The 2015 nuclear deal, officially known as the Joint Plan Integral Action (JCPOA), was signed to halt Iran’s nuclear program in exchange for easing sanctions.

However, former President Donald Trump unilaterally withdrew the United States from the deal in 2018 and imposed sanctions on Iran’s economy as part of a “maximum pressure” campaign against Tehran. In the face of this, Iran has backed down from key nuclear commitments, leaving the JCPOA hanging by a thread.

Since April, Iran and other signatories – Russia, China, France, Britain, Germany and the European Union – have been trying to find common ways to keep the agreement alive.

“We are in talks right now while we are talking,” Zarif said in Turkey’s Antalya. “The text is getting clearer and clearer. The corks are being removed, ”he added with a smile without providing further details.

Zarif’s optimistic tone contrasted somewhat with the prudence expressed by Russian envoy Mikhail Ulianov on Friday talks in Vienna.

“Difficult and time-consuming issues are still unresolved,” Ulianov said, noting that progress has been made in recent days.

The French Foreign Ministry also said there were still major disagreements on Wednesday.

In Washington, State Department spokesman Ned Price on Thursday reiterated the U.S. view that talks in Vienna have progressed since they began in April but maintained those challenges, saying he could not put “time” when the current round could end.

Hopes to save the JCPOA have risen since Joe Biden rose to the White House in January. The U.S. president wants to revive the deal and extend its terms as well, and numerous indirect US-Iran negotiating rounds have been held.

The talks are not straightforward because Iran refuses to hold a preliminary meeting, but the U.S. has had discussions with many participants.

“Most of our problems are cognitive,” Zarif said at the forum. “The problem is that the United States had to acknowledge that the United States had left the deal with a goal, and that goal was not achieved.

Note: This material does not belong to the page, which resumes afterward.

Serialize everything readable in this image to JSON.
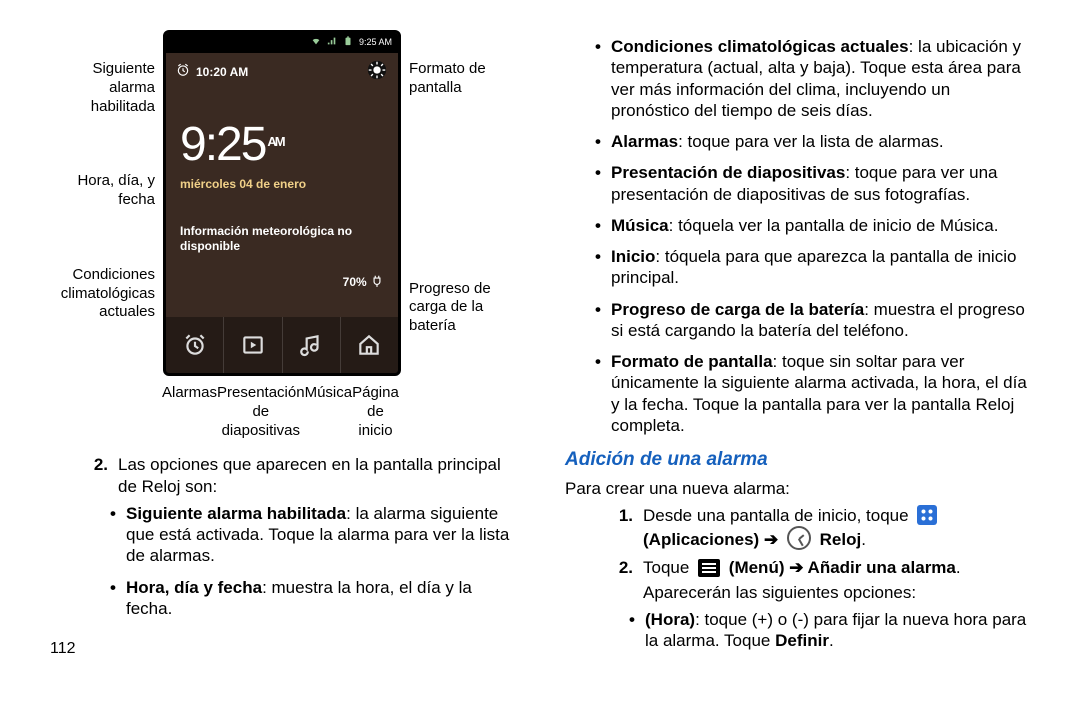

“Now he’s coming back to the deal, so he can’t set goals at the negotiating table that he couldn’t achieve through the economic war. I think it’s a cognitive transformation that the U.S. administration needs to make. And I think we’re getting there, but we’re not there yet.”

Commenting on the elections held in Iran on Friday, Zarif said that the electoral procedures that led Raisi to the presidency must be respected.

“From now on we all have to work in a way, whether we disagree with him or disagree with him, whether we like his policies or whether we don’t like his policies, now people choose him,” he said. .

Raisi, despite his strong opposition to the nuclear deal, pledged to ease sanctions and said the previous administration, including the JCPOA, would respect the state’s commitment.

However, he stated that he intended to form a “strong” government to steer the agreement in the right direction.